Alkisah, di negeri kupu-kupu, terdapat distrik yang selalu mati lampu. Penduduknya taat membayar upeti. Bahkan, tak pernah lupa menyetor minyak dan gas bumi pada perusahaan lampu.
Elena, si kutu buku, geram karena setiap malam tak bisa me,baca buku. Ia mengirim surat berisi keluhan ke perusahaan lampu. Namun, surat-suratnya hanya ditanggapi seperti angin lalu.
Ibu kota negeri kupu-kupu nyaris tak pernah tersentuh gelap. Terang benderan dan penuh gedung bertingkat. Indah dan di sanalah perusahaan lampu berada. Elena medatangi tempat itu, lagi-lagi ia tak didengarkan dan dianggap hanya kutu.
Dalam perjalanan pulang ke distrik, Elena melewati sebuah danau. Ketika itu malam sudah turun, tetapi danau itu terang benderang. Ah, baru ia sadar di sana ada berjuta kunang-kunang. Terbang ke sana kemari dan membuat ia takjub sampai tak sadar hampir dini hari.
Elena pun lari hingga distrik. Bersimbah peluh, ia merasakan desakan dalam hatinya untuk menuju perpustakaan distrik. Ia menggedor pintu penjaga perpustakaan yang mengenalnya dan memaksa meminta kunci. Sepanjang hari, Elena membaca puluhan buku dan menulis catatan.
Persetan dengan mati lampu, ujarnya sambil menggertakkan gigi. Aku akan menciptakan energi alternatif!
Setelah seminggu berlalu, dengan catatan dalam beberapa buku, Elena pun maju. Ia memulai eksperimen untuk mencapai tujuannya dengan diam-diam. Elena menyulam jaring raksasa setelah seharian berada di dalam laboratorium kecilnya. Ia lupa makan, lupa merawat diri. Hingga pada suatu hari, Elena akhirnya menemukan formula untuk energi alternatifnya. Ia berlari keliling kampung, memeluk setiap orang, dan makan begitu banyaknya.
Hari itu pun datang ketika Elena harus pergi ke ibu kota. Di dalam ranselnya terlipat jaring besar dan botol-botol formula. Ia sudah kembali cantik dan menawan, meski jauh lebih kurus. Setengah perjalanan, ia bertemu seorang pemuda yang sedang memancing di danau. Pemuda itu bermata biru dan duduk di dekat keranjang ikan. Tak wangi, tapi punya lesung pipi. Melihat Elena yang keberatan dengan ranselnya, pemuda itu langsung menawarkan bantuan. Bersama-sama mereka menuju kota.

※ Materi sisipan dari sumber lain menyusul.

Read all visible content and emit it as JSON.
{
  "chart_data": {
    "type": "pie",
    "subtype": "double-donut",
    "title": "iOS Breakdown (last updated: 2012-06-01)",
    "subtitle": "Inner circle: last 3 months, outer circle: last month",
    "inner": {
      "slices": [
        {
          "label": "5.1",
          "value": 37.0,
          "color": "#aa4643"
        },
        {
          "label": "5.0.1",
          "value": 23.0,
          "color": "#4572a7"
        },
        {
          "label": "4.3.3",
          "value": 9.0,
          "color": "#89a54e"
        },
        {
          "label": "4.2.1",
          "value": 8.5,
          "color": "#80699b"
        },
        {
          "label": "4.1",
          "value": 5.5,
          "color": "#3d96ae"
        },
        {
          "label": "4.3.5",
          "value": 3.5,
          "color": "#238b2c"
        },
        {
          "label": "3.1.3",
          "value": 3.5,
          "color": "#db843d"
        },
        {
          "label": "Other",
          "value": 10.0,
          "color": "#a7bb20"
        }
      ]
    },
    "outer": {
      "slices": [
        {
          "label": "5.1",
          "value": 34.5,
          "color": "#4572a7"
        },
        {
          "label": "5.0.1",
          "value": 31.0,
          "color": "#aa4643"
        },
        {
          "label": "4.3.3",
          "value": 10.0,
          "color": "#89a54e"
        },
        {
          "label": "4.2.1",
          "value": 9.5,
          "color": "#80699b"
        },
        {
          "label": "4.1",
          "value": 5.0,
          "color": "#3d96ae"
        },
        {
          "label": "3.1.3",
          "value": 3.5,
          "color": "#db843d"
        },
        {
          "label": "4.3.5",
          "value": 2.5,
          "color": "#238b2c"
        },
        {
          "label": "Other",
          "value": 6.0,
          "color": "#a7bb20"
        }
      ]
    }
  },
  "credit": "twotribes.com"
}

Pekerjaan Elena lebih mudah berkat bantuan si pemuda. Mereka memasang jaring di sekitar gedung perusahaan lampu dan ibu kota. Sementara, si pemuda menyelesaikan jaring terakhir, Elena masuk ke kota dan menebar formula. Setelah itu, ia dan si pemuda menunggu sembari menikmati ikan bakar.
Si pemuda bercerita kalau berasal dari kota. Hari ini ulang tahun adik dan ia berjanji membawakan ikan. Namun, karena Elena membuat hatinya berdesir, si pemuda lebih memilih menghabiskan waktu bersama Elena. Siapa tahu lain waktu mereka tak akan berjumpa.
Elena tertegun mendengar apa yang tertutur.
Usai mengisi perut, Elena mengajak si pemuda kembali masuk ke ibukota. Keduanya terpana di gerbang, menatap betapa gemerlap tempat itu. Begitu memesona dan mengagumkan. Elena merasa tersihir oleh apa yang ditangkap matanya. Terlebih, kini ada si pemuda di sampingnya. Tangan mereka saling genggam dengan mata yang berpendar.
Elena meminta si pemuda membantunya mengemas jaring di seluruh penjuru kota. Mereka kembali ke distrik tanpa harus menempuh jalan yang gelap. Sesampainya Elena di distriknya yang mati lampu, ia langsung membuka jaring. Membiarkan seluruh kunang-kunang di dalam jaring untuk terbang dan menerangi seluruh distrik.
Orang-orang pun bersuka cita. Si pemuda jatuh cinta. Ia dan Elena hidup bahagia. Tanpa Elena sadar jika virus yang mengubah manusia menjadi kunang-kunang terus terbang bersama angin. Mungkin, suatu hari akan tiba di distriknya.